私の好きなテフロカクタス
私は学生の頃、当時伊豆高原の光の村にあった農大育種学研究所の圃場で、先輩の長田さんがアルゼンチンで採集した握り拳大のテフロカクタスを見て、いつかはこんな植物を育てて見たいものだと夢見たものだった。それから50年、スウェーデンのサックシードから種を買って、実生を繰り返し、イメージに叶う植物を2株だけ残した。それが幅広の紙状刺の武蔵野系のパピラカンサス(Tephrocactus articulatus 'Papyracanthus')と強大な針状刺の槍武者(T.aoracanthus)だ。前者はもう10節にも育ち、高さも50cm以上になってイメージ通りに育った。後者はキリンウチアに接いである時は素晴らしい刺だったが、降ろしたら刺の長さが半減し、がっかり。時間をかけて大きくすべく頑張っているが、途中で1度折ってしまい、さらに手間取っている。3番目は友の会のYさんにいただいた黒太刀で、これも大株に育っている。茎節は小さく物足りないが、黒い刺が素晴らしく、花も良く咲くので嬉しい植物だ。これらはアルゼンチン原産で、以前、NHKの特集で俳優の滝藤賢一さんがこれらの自生地を訪れる番組をやっていた。




温室では白マミの白星(Mammillaria plumosa)と白玉兎(M.geminispina)が咲き出したが、やはり白マミは綺麗でいい。
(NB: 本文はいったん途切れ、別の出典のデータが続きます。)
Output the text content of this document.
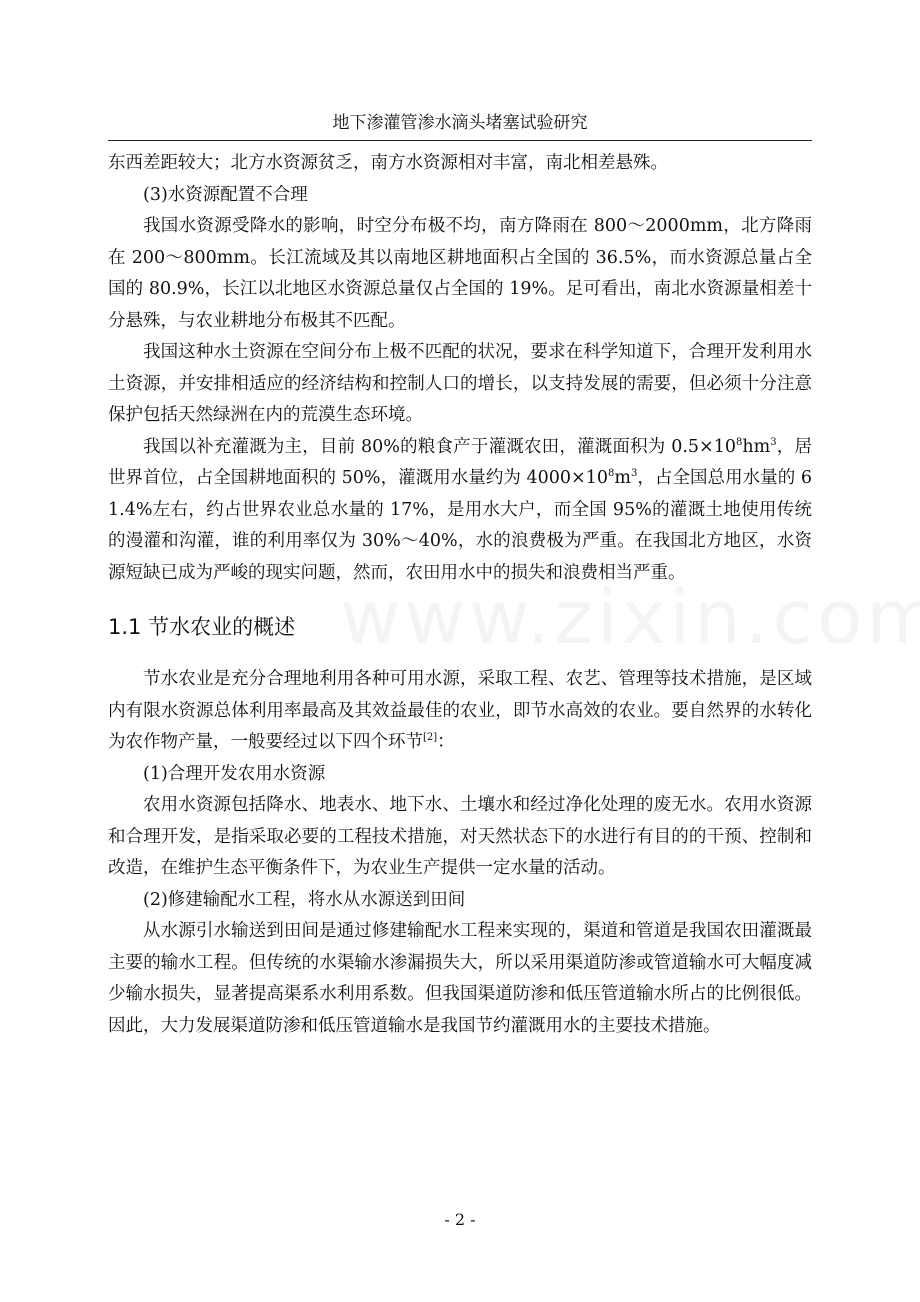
地下渗灌管渗水滴头堵塞试验研究

东西差距较大；北方水资源贫乏，南方水资源相对丰富，南北相差悬殊。

(3)水资源配置不合理

我国水资源受降水的影响，时空分布极不均，南方降雨在 800～2000mm，北方降雨在 200～800mm。长江流域及其以南地区耕地面积占全国的 36.5%，而水资源总量占全国的 80.9%，长江以北地区水资源总量仅占全国的 19%。足可看出，南北水资源量相差十分悬殊，与农业耕地分布极其不匹配。

我国这种水土资源在空间分布上极不匹配的状况，要求在科学知道下，合理开发利用水土资源，并安排相适应的经济结构和控制人口的增长，以支持发展的需要，但必须十分注意保护包括天然绿洲在内的荒漠生态环境。

我国以补充灌溉为主，目前 80%的粮食产于灌溉农田，灌溉面积为 $0.5\times 10^8hm^3$，居世界首位，占全国耕地面积的 50%，灌溉用水量约为 $4000\times 10^8m^3$，占全国总用水量的 61.4%左右，约占世界农业总水量的 17%，是用水大户，而全国 95%的灌溉土地使用传统的漫灌和沟灌，谁的利用率仅为 30%～40%，水的浪费极为严重。在我国北方地区，水资源短缺已成为严峻的现实问题，然而，农田用水中的损失和浪费相当严重。

1.1 节水农业的概述

节水农业是充分合理地利用各种可用水源，采取工程、农艺、管理等技术措施，是区域内有限水资源总体利用率最高及其效益最佳的农业，即节水高效的农业。要自然界的水转化为农作物产量，一般要经过以下四个环节[2]：

(1)合理开发农用水资源

农用水资源包括降水、地表水、地下水、土壤水和经过净化处理的废无水。农用水资源和合理开发，是指采取必要的工程技术措施，对天然状态下的水进行有目的的干预、控制和改造，在维护生态平衡条件下，为农业生产提供一定水量的活动。

(2)修建输配水工程，将水从水源送到田间

从水源引水输送到田间是通过修建输配水工程来实现的，渠道和管道是我国农田灌溉最主要的输水工程。但传统的水渠输水渗漏损失大，所以采用渠道防渗或管道输水可大幅度减少输水损失，显著提高渠系水利用系数。但我国渠道防渗和低压管道输水所占的比例很低。因此，大力发展渠道防渗和低压管道输水是我国节约灌溉用水的主要技术措施。

- 2 -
南米物ではブラジル原産のユーベルマニア・フラビスピナ(Uebelmannia flavispina)とピエールブラウニア・バイエンシス(Pierrebraunia bahiensis)、アロハドア・ナナ(Arrojadoa nana)も咲いている。




この記事へのコメント
パピラカンサスも槍武者も長く尖った刺しと伸びた茎節が戦国武者のようでもあり、また異世界の生物のようでもあり素晴らしくカッコイイです👍👍
一転アロハドア・ナナはとても愛らしいです😊👍
さらりと凄い事が書いてありますね・・・
50年間、特定の植物への興味関心をブレずに貫ける人はちょっと学芸員様しか想像出来ません!
趣味で60年以上サボテンをいじっているのですから、50年は当たり前です。
今は来年の春の植え替えを目指して、スペースを整理しています。培養土の買い出しも容易ではありません。